音楽をもっと身近なものにするために、ヴァイオリンを中心にさまざまな楽器編成で、演奏機会の少ない現代・近代の作品を取り上げて、室内楽コンサートを行っています。初めて聴く音楽に耳を澄ます楽しみを味わってください。
ドゥブル ヴィオロン コンセール
カルチエミュジコではソロヴァイオリンによるモノローグをはじめ、ヴァイオリンとさまざまな楽器との小編成の室内楽に取り組んできたが、今回は全曲2本のヴァイオリンのためのプログラムである。さらには同じ楽器によるデュオというよりむしろ、2本のヴァイオリンが一体となった、いわば4×2弦ヴァイオリンというべつの楽器としてのあたらしい音色を楽しんでいただければ、ヴァイオリン・デュオのなかにさらに多彩な響きが聴き取れることでしょう。

西洋芸術音楽の中心としてのドイツをはじめフランス・イタリアにおいても、そのルネッサンス以前の音楽史にはじまって、バロック・古典・ロマン派時代を通じて長期間にわたり、さまざまなミテロヨーロッパ(東欧)や中近東・北アフリカのアラブ音楽、さらにはロシアからの、とりわけ民族音楽の影響を受けてきた。今回のプログラムでは、これまで取り上げてきた20世紀以降のフランス音楽を中心とした前半に対して、後半は『パリから東方へ』としたコンサートのサブタイトルにそって、ドイツをはじめこれらの地域の作曲家の作品も取り上げ、それらの相互関係を俯瞰しながら、その一端を垣間見る(聴く)ことができればと考えている。

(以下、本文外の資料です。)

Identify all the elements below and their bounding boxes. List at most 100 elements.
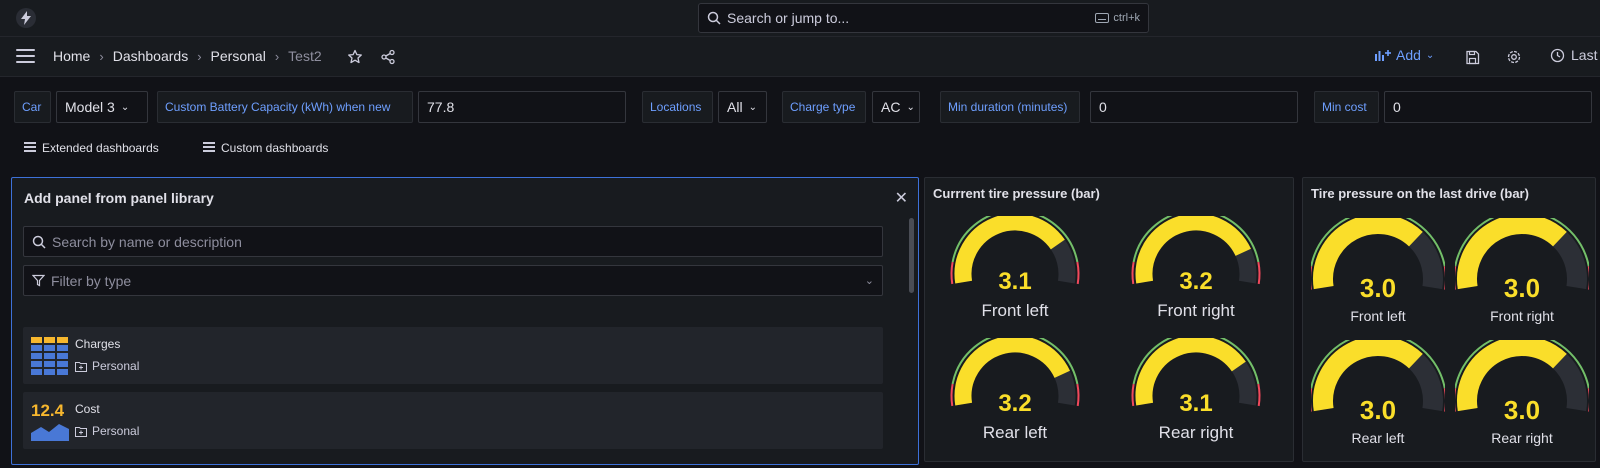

ふたりのヴァイオリニストは、大阪フィルハーモニー交響楽団のメンバーとして活躍するなかで、秋の大阪クラシックでのソロ公演ばかりでなく、機会あるごとにさまざまな編成の室内楽に取り組み、またクラシックの枠にとどまらずジャズセッションによるライブにも積極的に参加している小林亜希子と、これまでのカルチエミュジコに出演し、東京を中心としてソロ・デュオ・カルテット活動をおこない、また昨年4月京都でのクセナキス×デュサパンのデュオ・トリオコンセールでの演奏が記憶にあたらしい印田千裕、このふたりの異色の組み合わせで今回の西と東のプログラムに取り組む。